Fabienne Barataud, Aude Arrighi et Amandine Durpoix
RésuméFR :
La construction collective de solutions sur des territoires où s’exprime un problème de qualité de la ressource en eau se heurte bien souvent à la difficulté qu’ont les acteurs locaux à partager différents points de vue sur un objet commun. Un nouvel outil a donc été conçu qui permet l’expression des points clés tels que perçus par chaque acteur concernant son territoire de l’eau. Cet outil est composé de cartes (format cartes à jouer) sur lesquelles figurent des pictogrammes illustrant des thématiques multiples liées à la question de la qualité de l’eau. Il a été testé sur cinq Aires d’Alimentation de Captage lors d’entretiens individuels. Ce test a permis de vérifier que l’outil est complet et qu’il permet aux acteurs de structurer leur discours en faisant émerger, de façon satisfaisante pour eux, les éléments qu’ils jugent explicatifs de leur territoire. On a vérifié que ces territoires, bien que contraints par un même cadre réglementaire, sont loin d’être identiques dans leurs éléments structurants et explicatifs, et que les visions portées sur un même territoire par différents acteurs ne sont pas concordantes, mais liées à leurs objectifs propres. Rendre ces différences de perceptions explicites pour les acteurs locaux est important pour la construction de solutions efficaces et acceptables localement. L’originalité et l’intérêt principal de ce nouvel outil résident dans la plasticité (un même visuel « absorbe » des discours variés) et la neutralité des cartes, ce qui éloigne les discours de positions et encourage, au contraire, l’expression de besoins ou l’analyse de la situation.
EN :
The collective construction of solutions in territories challenged by water supply problems often runs up against the difficulty local stakeholders have in sharing different views about the same subject. So a new tool has been designed which expresses key points concerning water resources in their territory as perceived by each stakeholder. This tool is composed of cards displaying pictograms that illustrate multiple themes associated with the question of water quality. It was tested using individual interviews in five catchment areas. This trial was carried out to ensure that the tool is complete and that it enables stakeholders to structure their responses by revealing, to their own satisfaction, those elements that they judge to be explanatory of their territory.

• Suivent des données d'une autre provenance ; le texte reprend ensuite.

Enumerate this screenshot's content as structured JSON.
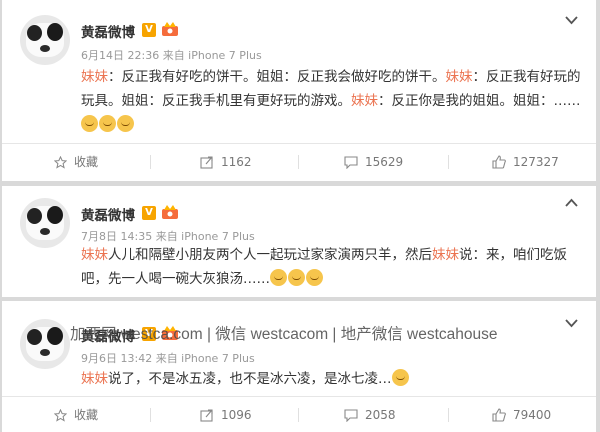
{
  "posts": [
    {
      "author": "黄磊微博",
      "verified_badge": "V",
      "meta": "6月14日 22:36 来自 iPhone 7 Plus",
      "segments": [
        {
          "t": "妹妹",
          "hl": true
        },
        {
          "t": "：反正我有好吃的饼干。姐姐：反正我会做好吃的饼干。",
          "hl": false
        },
        {
          "t": "妹妹",
          "hl": true
        },
        {
          "t": "：反正我有好玩的玩具。姐姐：反正我手机里有更好玩的游戏。",
          "hl": false
        },
        {
          "t": "妹妹",
          "hl": true
        },
        {
          "t": "：反正你是我的姐姐。姐姐：……",
          "hl": false
        }
      ],
      "emoji_count": 3,
      "favorite_label": "收藏",
      "reposts": "1162",
      "comments": "15629",
      "likes": "127327"
    },
    {
      "author": "黄磊微博",
      "verified_badge": "V",
      "meta": "7月8日 14:35 来自 iPhone 7 Plus",
      "segments": [
        {
          "t": "妹妹",
          "hl": true
        },
        {
          "t": "人儿和隔壁小朋友两个人一起玩过家家演两只羊，然后",
          "hl": false
        },
        {
          "t": "妹妹",
          "hl": true
        },
        {
          "t": "说：来，咱们吃饭吧，先一人喝一碗大灰狼汤……",
          "hl": false
        }
      ],
      "emoji_count": 3
    },
    {
      "author": "黄磊微博",
      "verified_badge": "V",
      "meta": "9月6日 13:42 来自 iPhone 7 Plus",
      "segments": [
        {
          "t": "妹妹",
          "hl": true
        },
        {
          "t": "说了，不是冰五凌，也不是冰六凌，是冰七凌…",
          "hl": false
        }
      ],
      "emoji_count": 1,
      "favorite_label": "收藏",
      "reposts": "1096",
      "comments": "2058",
      "likes": "79400"
    }
  ],
  "watermark": "加西网 westca.com | 微信 westcacom | 地产微信 westcahouse",
  "colors": {
    "highlight": "#eb7350",
    "badge": "#f7a400",
    "text": "#333333",
    "meta": "#999999"
  }
}
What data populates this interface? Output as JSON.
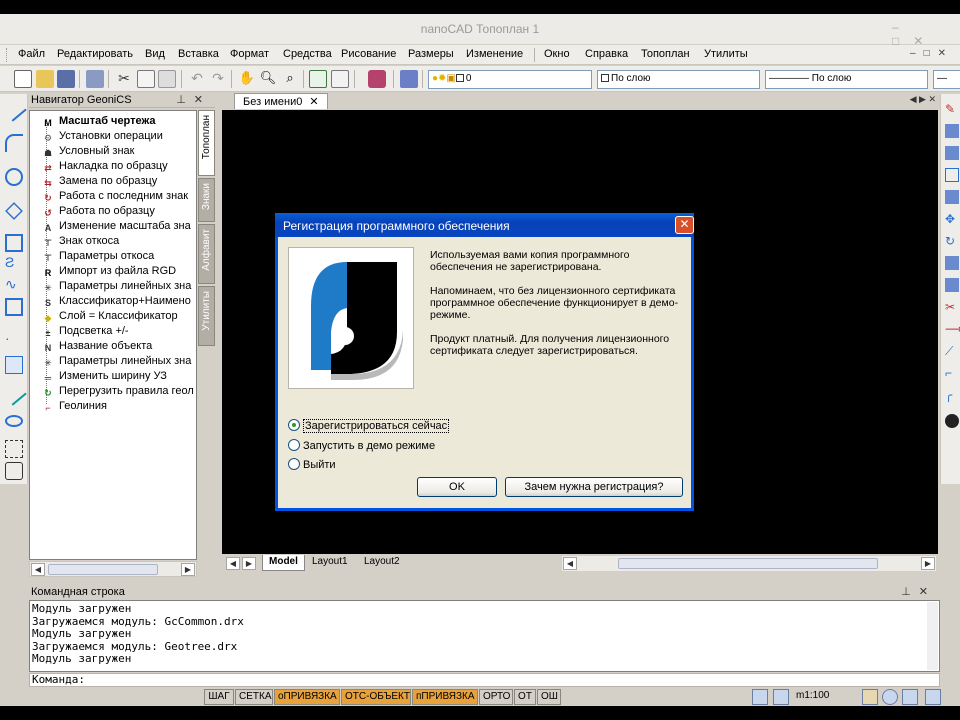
{
  "window": {
    "title": "nanoCAD Топоплан 1"
  },
  "menu": [
    "Файл",
    "Редактировать",
    "Вид",
    "Вставка",
    "Формат",
    "Средства",
    "Рисование",
    "Размеры",
    "Изменение",
    "Окно",
    "Справка",
    "Топоплан",
    "Утилиты"
  ],
  "toolbar": {
    "layer_value": "0",
    "linetype_value": "По слою",
    "lineweight_value": "По слою"
  },
  "navigator": {
    "title": "Навигатор GeoniCS",
    "tabs": [
      "Топоплан",
      "Знаки",
      "Алфавит",
      "Утилиты"
    ],
    "items": [
      {
        "label": "Масштаб чертежа",
        "icon": "M"
      },
      {
        "label": "Установки операции",
        "icon": "⚙"
      },
      {
        "label": "Условный знак",
        "icon": "☗"
      },
      {
        "label": "Накладка по образцу",
        "icon": "⇄"
      },
      {
        "label": "Замена по образцу",
        "icon": "⇆"
      },
      {
        "label": "Работа с последним знак",
        "icon": "↻"
      },
      {
        "label": "Работа по образцу",
        "icon": "↺"
      },
      {
        "label": "Изменение масштаба зна",
        "icon": "A"
      },
      {
        "label": "Знак откоса",
        "icon": "⊤"
      },
      {
        "label": "Параметры откоса",
        "icon": "⊤"
      },
      {
        "label": "Импорт из файла RGD",
        "icon": "R"
      },
      {
        "label": "Параметры линейных зна",
        "icon": "✳"
      },
      {
        "label": "Классификатор+Наимено",
        "icon": "S"
      },
      {
        "label": "Слой = Классификатор",
        "icon": "◆"
      },
      {
        "label": "Подсветка +/-",
        "icon": "±"
      },
      {
        "label": "Название объекта",
        "icon": "N"
      },
      {
        "label": "Параметры линейных зна",
        "icon": "✳"
      },
      {
        "label": "Изменить ширину УЗ",
        "icon": "═"
      },
      {
        "label": "Перегрузить правила геол",
        "icon": "↻"
      },
      {
        "label": "Геолиния",
        "icon": "⌐"
      }
    ]
  },
  "document": {
    "tab": "Без имени0",
    "layouts": [
      "Model",
      "Layout1",
      "Layout2"
    ]
  },
  "command": {
    "title": "Командная строка",
    "log": [
      "Модуль загружен",
      "Загружаемся модуль: GcCommon.drx",
      "Модуль загружен",
      "Загружаемся модуль: Geotree.drx",
      "Модуль загружен"
    ],
    "prompt": "Команда:"
  },
  "statusbar": {
    "toggles": [
      {
        "label": "ШАГ",
        "on": false
      },
      {
        "label": "СЕТКА",
        "on": false
      },
      {
        "label": "оПРИВЯЗКА",
        "on": true
      },
      {
        "label": "ОТС-ОБЪЕКТ",
        "on": true
      },
      {
        "label": "пПРИВЯЗКА",
        "on": true
      },
      {
        "label": "ОРТО",
        "on": false
      },
      {
        "label": "ОТ",
        "on": false
      },
      {
        "label": "ОШ",
        "on": false
      }
    ],
    "scale": "m1:100"
  },
  "dialog": {
    "title": "Регистрация программного обеспечения",
    "paragraphs": [
      "Используемая вами копия программного обеспечения не зарегистрирована.",
      "Напоминаем, что без лицензионного сертификата программное обеспечение функционирует в демо-режиме.",
      "Продукт платный. Для получения лицензионного сертификата следует зарегистрироваться."
    ],
    "options": [
      "Зарегистрироваться сейчас",
      "Запустить в демо режиме",
      "Выйти"
    ],
    "selected_option": 0,
    "ok_label": "OK",
    "why_label": "Зачем нужна регистрация?"
  },
  "colors": {
    "accent_blue": "#0054e3",
    "status_on": "#e8a23c",
    "logo_blue": "#1f7ac8"
  }
}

It was then verified that, although they are restricted by the same regulatory framework, these territories are far from being identical in their structural and explanatory elements, and that the different stakeholders’ visions for the same territory do not tie in with each other, but are linked to their own objectives. Making these differences of visions explicit for the local actors is important for the construction of effective and acceptable local solutions. The originality and main interest of this new tool resides in the plasticity (the same visual ‘absorbs’ a variety of statements) and neutrality of the cards, which distances the remarks from positions and, on the contrary, encourages the expression of needs or an analysis of the situation.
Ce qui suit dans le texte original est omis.